I often find myself walking the tightrope of stress – on one end mental health always comes first, and though it’s a difficult lesson to learn I have become better about getting more sleep and not overloading my life. That doesn’t mean that I don’t feel stressed and pushed past my breaking point though, I still do. My problem is that stress is still seen as a weakness while it can simultaneously contribute to a good work ethic under certain circumstances.
Being stressed can motivate you but it can also break you down.
I think we’re all trapped in the woods of expectation – and the sad part is we really don’t want to leave. We don’t want to get out of the woods yet because we’re comfortable where we are right now. We’re okay with people being shamed for their lifestyles – for wanting and trying to have it all. There is nothing wrong with people who load up their schedules because they need to be busy to stay sane, just like there’s nothing wrong with someone who stays on the sidelines because they don’t want to be over involved.
Having it all to me means many things – it means that I have a good relationship with my parents, that I have friends upon whom I can rely if needed and vice versa, that I’m attending a good school, and that I am taking advantage of my opportunities. I fulfill those requirements by being a freelance writer for different websites, by talking with my parents after a long day at school, by studying, by reading, by listening in lectures, and by being present for my friends. I may not always have perfect hair or have all of my readings done but I do have it all.
I may sometimes decide to turn in early instead of staying up to edit a paper because I know in my heart that I’ll be more useful after a good night’s sleep. I will not go out to all the parties because honestly, after a week surrounded by people I occasionally just want to stay home and watch TLC with my mom.
I’m beginning to think of life as a forest of
compromises choiceswell, life.
It’s different for everyone. If a tree falls in my forest I hear it because my phone will ring or my Facebook will update. I’m tuned in to my world but not plugged in. I hear the frequency and live in the present as much as possible, but sometimes I just need to disconnect. I need to step away into another part of my forest, of our forest really, life belongs to the entire world not just to me. But I do have my own clearings where I can process my thoughts, procrastinate on work, and ponder in peace.
I am stressed right now in fact. This week alone I have a midterm, a 20% quiz, and a paper due along with various club meetings and sorority events. These activities do stress me. Whether it’s a good or bad stress depends upon the day.

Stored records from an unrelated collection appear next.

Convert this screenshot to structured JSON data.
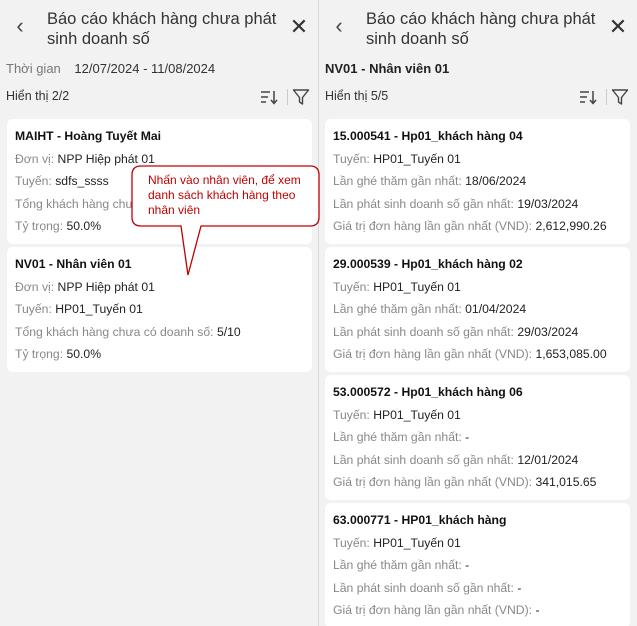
{
  "left": {
    "title": "Báo cáo khách hàng chưa phát sinh doanh số",
    "period_label": "Thời gian",
    "period_value": "12/07/2024 - 11/08/2024",
    "count": "Hiển thị 2/2",
    "cards": [
      {
        "name": "MAIHT - Hoàng Tuyết Mai",
        "unit_label": "Đơn vị:",
        "unit_value": "NPP Hiệp phát 01",
        "route_label": "Tuyến:",
        "route_value": "sdfs_ssss",
        "total_label": "Tổng khách hàng chưa có doanh số:",
        "total_value": "",
        "ratio_label": "Tỷ trọng:",
        "ratio_value": "50.0%"
      },
      {
        "name": "NV01 - Nhân viên 01",
        "unit_label": "Đơn vị:",
        "unit_value": "NPP Hiệp phát 01",
        "route_label": "Tuyến:",
        "route_value": "HP01_Tuyến 01",
        "total_label": "Tổng khách hàng chưa có doanh số:",
        "total_value": "5/10",
        "ratio_label": "Tỷ trọng:",
        "ratio_value": "50.0%"
      }
    ],
    "callout": "Nhấn vào nhân viên, để xem danh sách khách hàng theo nhân viên"
  },
  "right": {
    "title": "Báo cáo khách hàng chưa phát sinh doanh số",
    "employee": "NV01 - Nhân viên 01",
    "count": "Hiển thị 5/5",
    "cards": [
      {
        "name": "15.000541 - Hp01_khách hàng 04",
        "route_label": "Tuyến:",
        "route_value": "HP01_Tuyến 01",
        "visit_label": "Lần ghé thăm gần nhất:",
        "visit_value": "18/06/2024",
        "sale_label": "Lần phát sinh doanh số gần nhất:",
        "sale_value": "19/03/2024",
        "order_label": "Giá trị đơn hàng lần gần nhất (VND):",
        "order_value": "2,612,990.26"
      },
      {
        "name": "29.000539 - Hp01_khách hàng 02",
        "route_label": "Tuyến:",
        "route_value": "HP01_Tuyến 01",
        "visit_label": "Lần ghé thăm gần nhất:",
        "visit_value": "01/04/2024",
        "sale_label": "Lần phát sinh doanh số gần nhất:",
        "sale_value": "29/03/2024",
        "order_label": "Giá trị đơn hàng lần gần nhất (VND):",
        "order_value": "1,653,085.00"
      },
      {
        "name": "53.000572 - Hp01_khách hàng 06",
        "route_label": "Tuyến:",
        "route_value": "HP01_Tuyến 01",
        "visit_label": "Lần ghé thăm gần nhất:",
        "visit_value": "-",
        "sale_label": "Lần phát sinh doanh số gần nhất:",
        "sale_value": "12/01/2024",
        "order_label": "Giá trị đơn hàng lần gần nhất (VND):",
        "order_value": "341,015.65"
      },
      {
        "name": "63.000771 - HP01_khách hàng",
        "route_label": "Tuyến:",
        "route_value": "HP01_Tuyến 01",
        "visit_label": "Lần ghé thăm gần nhất:",
        "visit_value": "-",
        "sale_label": "Lần phát sinh doanh số gần nhất:",
        "sale_value": "-",
        "order_label": "Giá trị đơn hàng lần gần nhất (VND):",
        "order_value": "-"
      }
    ]
  },
  "icons": {
    "back": "chevron-left-icon",
    "close": "close-icon",
    "sort": "sort-icon",
    "filter": "filter-icon"
  },
  "colors": {
    "background": "#f2f2f2",
    "card": "#ffffff",
    "callout_text": "#c00000",
    "callout_border": "#c00000"
  }
}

I’ve chosen right now to retreat into my personal forest, the one within which I exist, only me.
We all have our forests – we don’t really ever want to leave them and we should never feel pressure to do so, because in the end our lives are our own. They belong to us before anyone else.
I should be reading or revising a paper but instead I’m in the Humanities discussion lounge typing out this blog post. Does that make me selfish? Maybe. But even if it does I’m not objecting to this time of contemplation, I could consider this “down time” as time well spent watering and nurturing my forest. My life benefits from this practice of reflection – it’s part of what prevents my green forest from turning into a deep, dim cave.
Unlike Plato’s allegory of The Cave I don’t need to climb up into the light, it already paints a pretty picture on the changing leaves of my life forest. While I have yet to completely “get” Plato I do understand that his life forest was constructed from the flowers philosophy, but he still had a forest.
In conclusion, are we out the woods yet? No, but I will be emerging within the next hour from my inner clearing to get some real work done.
Thank you for reading and by extension for chilling in my glade of deliberation with me; I hope you enjoyed this snapshot of my life forest.